Temps d’écran chez l’enfant : on relativise ?

Les conséquences de l’exposition précoce aux écrans sur le développement de l’enfant font l’objet de nombreux débats et controverses. Le temps d’écran a été associé à un retard de développement du langage, mais certaines études montrent que les programmes de qualité et le contexte dans lequel se produit le visionnage pourraient contrebalancer ces effets négatifs, suggérant que le temps passé devant un écran n’est pas le seul critère d’importance à considérer dans ce type de recherches.

Une équipe française publie les résultats d’une nouvelle étude, réalisée à partir des données de la cohorte ELFE, cohorte d’enfants français suivis depuis leur naissance jusqu’à l’âge adulte. Les temps d’écran et le contexte de visionnage ont été recueillis à l’âge de 2 ans, 3 ans et demi et 5 ans et demi. Le vocabulaire était évalué à 2 ans, la cognition à 3,5 ans et 5,5 ans et le raisonnement non verbal à 3,5 ans. Les données de près de 14 000 participants ont ainsi été analysées.

Le langage est le domaine le plus affecté

Les résultats de cette étude devraient relancer le débat sur le sujet. Il apparaît en effet que l’exposition aux écrans pendant les repas à 2 ans est associée à une réduction du langage, à 2 ans, et du développement cognitif à 3,5 ans, mais n’est pas associé à des modifications du raisonnement non verbal à 3,5 ans, ni du développement cognitif général à 5,5 ans.

En analyses transversales, le temps d’écran est associé à une altération du développement cognitif à 3,5 ans et 5,5 ans, mais les auteurs incitent à la prudence quant à ce résultat, la possibilité d’une causalité inverse ne pouvant être exclue (les enfants ayant des scores cognitifs plus faibles seraient plus spontanément attirés par les écrans, ou les enfants les plus perturbateurs seraient disciplinés en regardant les écrans). Quoiqu’il en soit, cet effet sur le développement cognitif est faible et peu susceptible d’être impactant au niveau individuel. Pour les auteurs, il ne doit toutefois pas être négligé.

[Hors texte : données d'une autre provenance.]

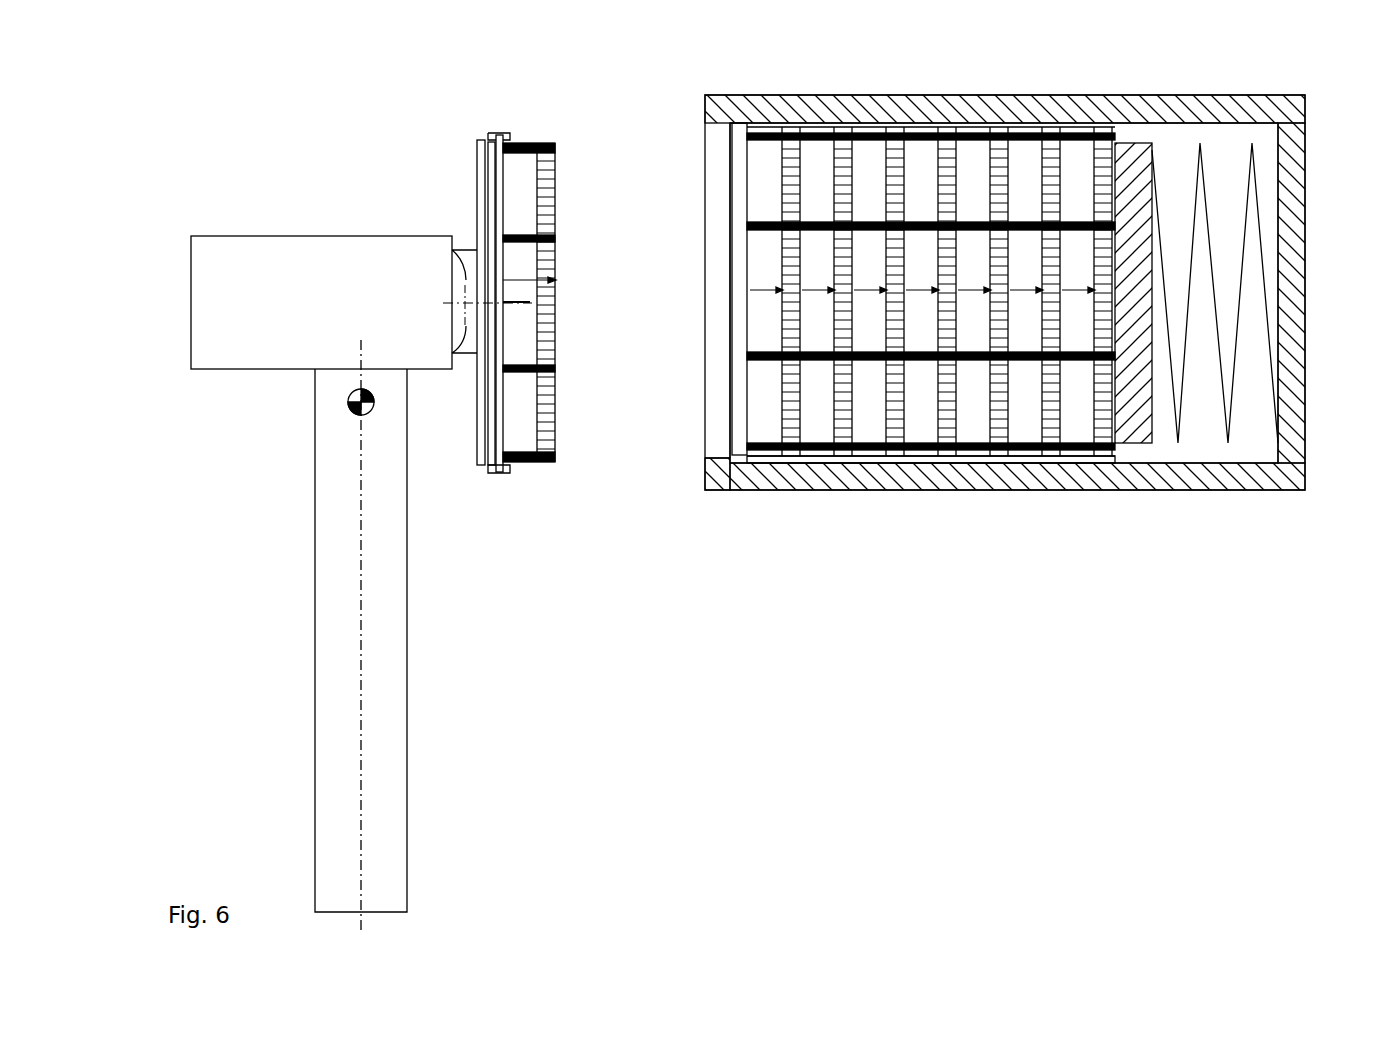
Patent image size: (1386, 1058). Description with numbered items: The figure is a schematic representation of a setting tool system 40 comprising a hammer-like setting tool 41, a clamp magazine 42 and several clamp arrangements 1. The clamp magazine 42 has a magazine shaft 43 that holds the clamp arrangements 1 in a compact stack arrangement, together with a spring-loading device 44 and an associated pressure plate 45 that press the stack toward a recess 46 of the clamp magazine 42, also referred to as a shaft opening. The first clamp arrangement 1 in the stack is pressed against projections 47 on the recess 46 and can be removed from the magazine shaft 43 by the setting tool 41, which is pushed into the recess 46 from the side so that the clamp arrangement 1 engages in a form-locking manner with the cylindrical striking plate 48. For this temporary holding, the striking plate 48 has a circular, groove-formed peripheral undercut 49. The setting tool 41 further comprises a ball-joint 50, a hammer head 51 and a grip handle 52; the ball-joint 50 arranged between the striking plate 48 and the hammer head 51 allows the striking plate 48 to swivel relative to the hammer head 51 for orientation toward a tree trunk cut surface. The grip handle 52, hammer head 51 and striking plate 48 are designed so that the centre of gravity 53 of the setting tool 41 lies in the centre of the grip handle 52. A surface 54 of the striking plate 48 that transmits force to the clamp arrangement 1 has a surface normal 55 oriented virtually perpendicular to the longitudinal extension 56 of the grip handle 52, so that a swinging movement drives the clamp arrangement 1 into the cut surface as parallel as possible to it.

The clamp arrangement 1 is at (875, 165).
The setting tool system 40 is at (165, 166).
The setting tool 41 is at (256, 544).
The clamp magazine 42 is at (1154, 515).
The magazine shaft 43 is at (826, 452).
The spring-loading device 44 is at (1232, 403).
The pressure plate 45 is at (1145, 435).
The recess 46 is at (717, 425).
The projections 47 is at (712, 120).
The striking plate 48 is at (482, 170).
The peripheral undercut 49 is at (493, 400).
The ball-joint 50 is at (458, 265).
The hammer head 51 is at (300, 248).
The grip handle 52 is at (328, 485).
The centre of gravity 53 is at (348, 403).
The surface 54 is at (508, 195).
The surface normal 55 is at (520, 280).
The longitudinal extension 56 is at (358, 733).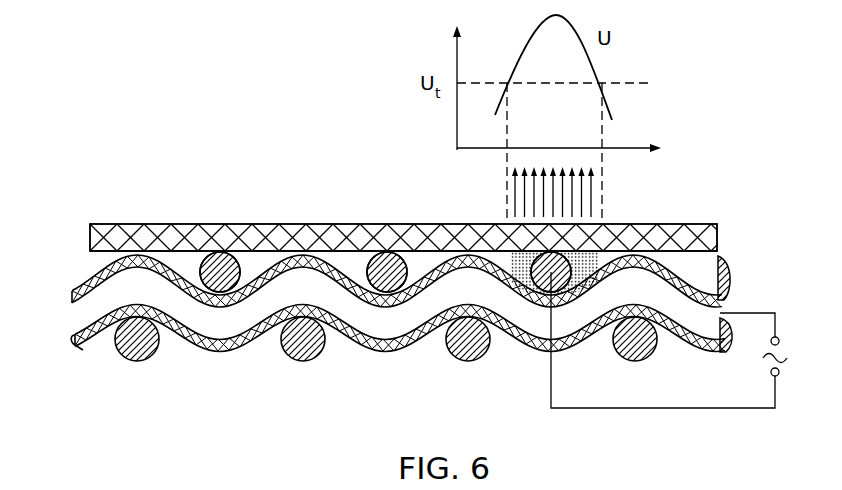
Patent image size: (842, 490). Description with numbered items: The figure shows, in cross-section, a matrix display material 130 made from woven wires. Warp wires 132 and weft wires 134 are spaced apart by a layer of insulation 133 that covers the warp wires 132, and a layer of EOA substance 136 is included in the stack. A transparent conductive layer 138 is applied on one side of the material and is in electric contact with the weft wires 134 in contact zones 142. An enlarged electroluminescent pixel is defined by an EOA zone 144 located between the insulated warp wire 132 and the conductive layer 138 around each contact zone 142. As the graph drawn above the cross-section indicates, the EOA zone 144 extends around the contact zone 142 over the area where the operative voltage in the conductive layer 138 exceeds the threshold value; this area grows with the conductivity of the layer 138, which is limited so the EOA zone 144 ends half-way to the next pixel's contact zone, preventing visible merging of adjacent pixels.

The matrix display material 130 is at (722, 178).
The warp wires 132 is at (84, 311).
The layer of insulation 133 is at (72, 293).
The weft wires 134 is at (212, 262).
The layer of EOA substance 136 is at (98, 260).
The transparent conductive layer 138 is at (128, 240).
The contact zones 142 is at (223, 252).
The EOA zone 144 is at (512, 256).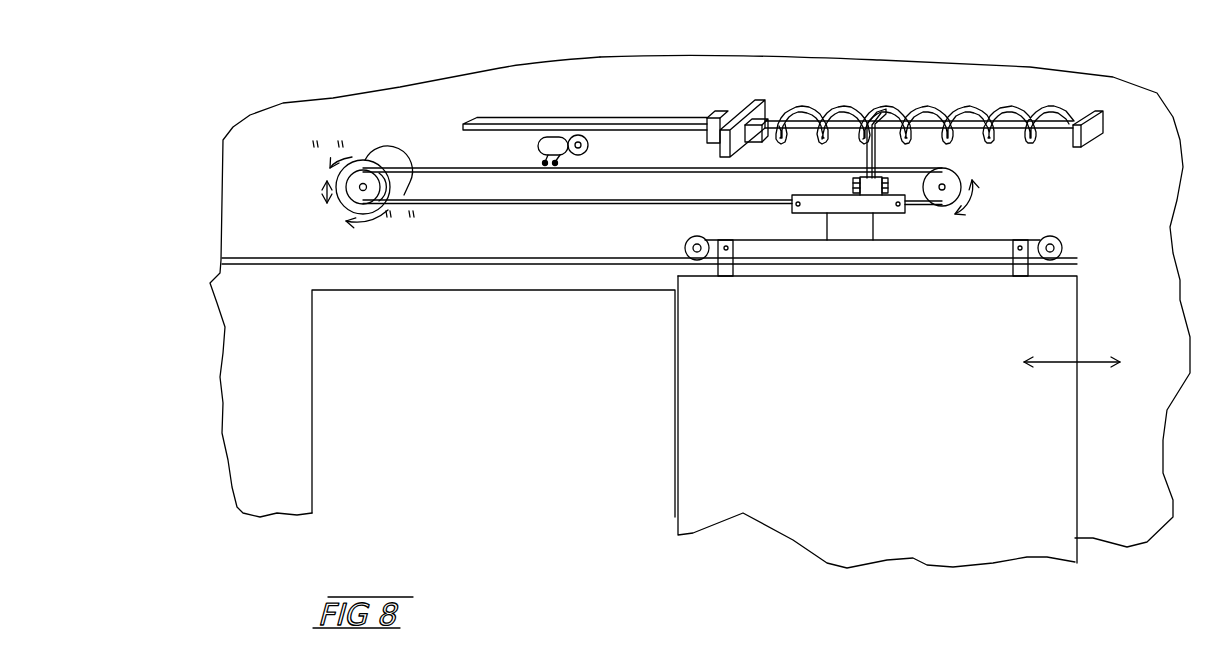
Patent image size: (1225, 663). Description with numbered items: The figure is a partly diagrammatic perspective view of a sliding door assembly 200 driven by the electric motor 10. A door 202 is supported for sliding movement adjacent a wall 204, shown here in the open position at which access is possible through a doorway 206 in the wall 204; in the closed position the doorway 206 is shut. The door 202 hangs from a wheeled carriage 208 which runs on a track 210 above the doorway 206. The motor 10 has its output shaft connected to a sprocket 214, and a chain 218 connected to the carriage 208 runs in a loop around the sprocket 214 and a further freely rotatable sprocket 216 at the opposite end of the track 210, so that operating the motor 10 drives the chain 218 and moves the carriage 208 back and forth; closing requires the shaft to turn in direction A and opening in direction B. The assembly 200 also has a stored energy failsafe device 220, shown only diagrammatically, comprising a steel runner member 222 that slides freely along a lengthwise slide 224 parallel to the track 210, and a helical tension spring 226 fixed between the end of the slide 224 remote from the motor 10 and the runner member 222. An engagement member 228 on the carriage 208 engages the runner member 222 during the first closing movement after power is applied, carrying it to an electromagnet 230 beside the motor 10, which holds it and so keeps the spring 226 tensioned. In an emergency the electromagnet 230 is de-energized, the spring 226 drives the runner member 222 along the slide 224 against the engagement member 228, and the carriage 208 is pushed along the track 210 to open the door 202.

The electric motor 10 is at (387, 155).
The sliding door assembly 200 is at (913, 52).
The door 202 is at (899, 422).
The wall 204 is at (1148, 466).
The doorway 206 is at (493, 403).
The wheeled carriage 208 is at (832, 203).
The track 210 is at (1076, 259).
The sprocket 214 is at (360, 191).
The freely rotatable sprocket 216 is at (950, 178).
The chain 218 is at (650, 207).
The stored energy failsafe device 220 is at (1013, 117).
The runner member 222 is at (762, 118).
The slide 224 is at (1102, 122).
The helical tension spring 226 is at (952, 116).
The engagement member 228 is at (882, 108).
The electromagnet 230 is at (558, 137).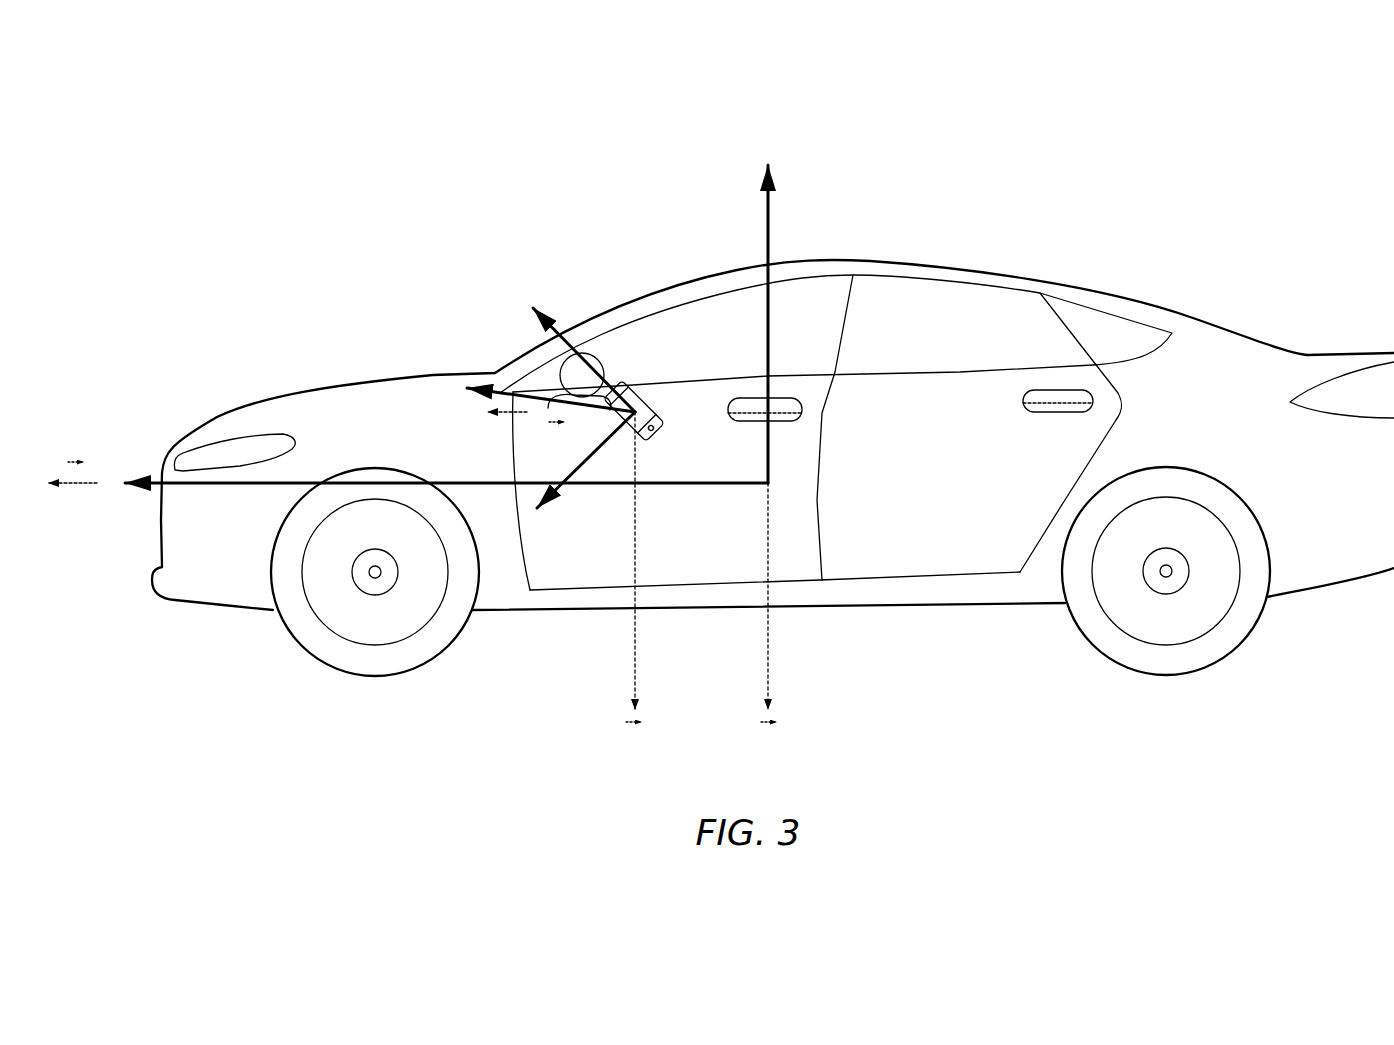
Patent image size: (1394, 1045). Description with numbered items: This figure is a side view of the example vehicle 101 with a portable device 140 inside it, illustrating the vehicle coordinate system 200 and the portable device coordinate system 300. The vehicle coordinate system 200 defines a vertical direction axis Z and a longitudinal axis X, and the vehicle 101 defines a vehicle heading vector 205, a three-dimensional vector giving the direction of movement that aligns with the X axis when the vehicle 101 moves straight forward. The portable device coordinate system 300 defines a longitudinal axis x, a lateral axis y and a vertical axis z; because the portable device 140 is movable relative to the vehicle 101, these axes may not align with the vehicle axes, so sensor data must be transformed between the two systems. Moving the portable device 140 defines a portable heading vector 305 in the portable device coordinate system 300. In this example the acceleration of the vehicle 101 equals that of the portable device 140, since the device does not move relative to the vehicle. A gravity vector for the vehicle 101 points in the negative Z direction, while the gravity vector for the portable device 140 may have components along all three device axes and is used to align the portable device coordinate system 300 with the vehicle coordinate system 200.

Le contexte semble plus important que le temps

L’effet constaté est grandement réduit et atteint à peine le niveau de signification clinique après ajustement pour les différents facteurs confondants, comme les données familiales socio-démographiques, et les habitudes familiales pouvant entrer en compétition avec les écrans.

L’étude montre que le langage semble être le domaine cognitif le plus touché. Les premières années de vie sont en effet cruciales pour le développement de l’enfant et sa maturation, et un temps excessif d’écran remplace celui consacré à d’autres activités et aux interactions sociales, ce qui peut impacter directement le langage. Il apparaît ici que le fait de regarder la télévision pendant les repas a un impact 10 fois plus important que chaque heure de temps d’écran supplémentaire. Les auteurs expliquent cela par le fait que le contexte dans lequel l’enfant regarde les écrans interfère avec la qualité et la quantité des interactions parents-enfants, ce qui est crucial pour l’acquisition du langage.

Dr Roseline Péluchon

Référence
Yang S, Saïd M, Peyre H, et al. Associations of screen use with cognitive development in early childhood: the ELFE birth cohort. J Child Psychol Psychiatry. 2023 Aug 29. doi: 10.1111/jcpp.13887.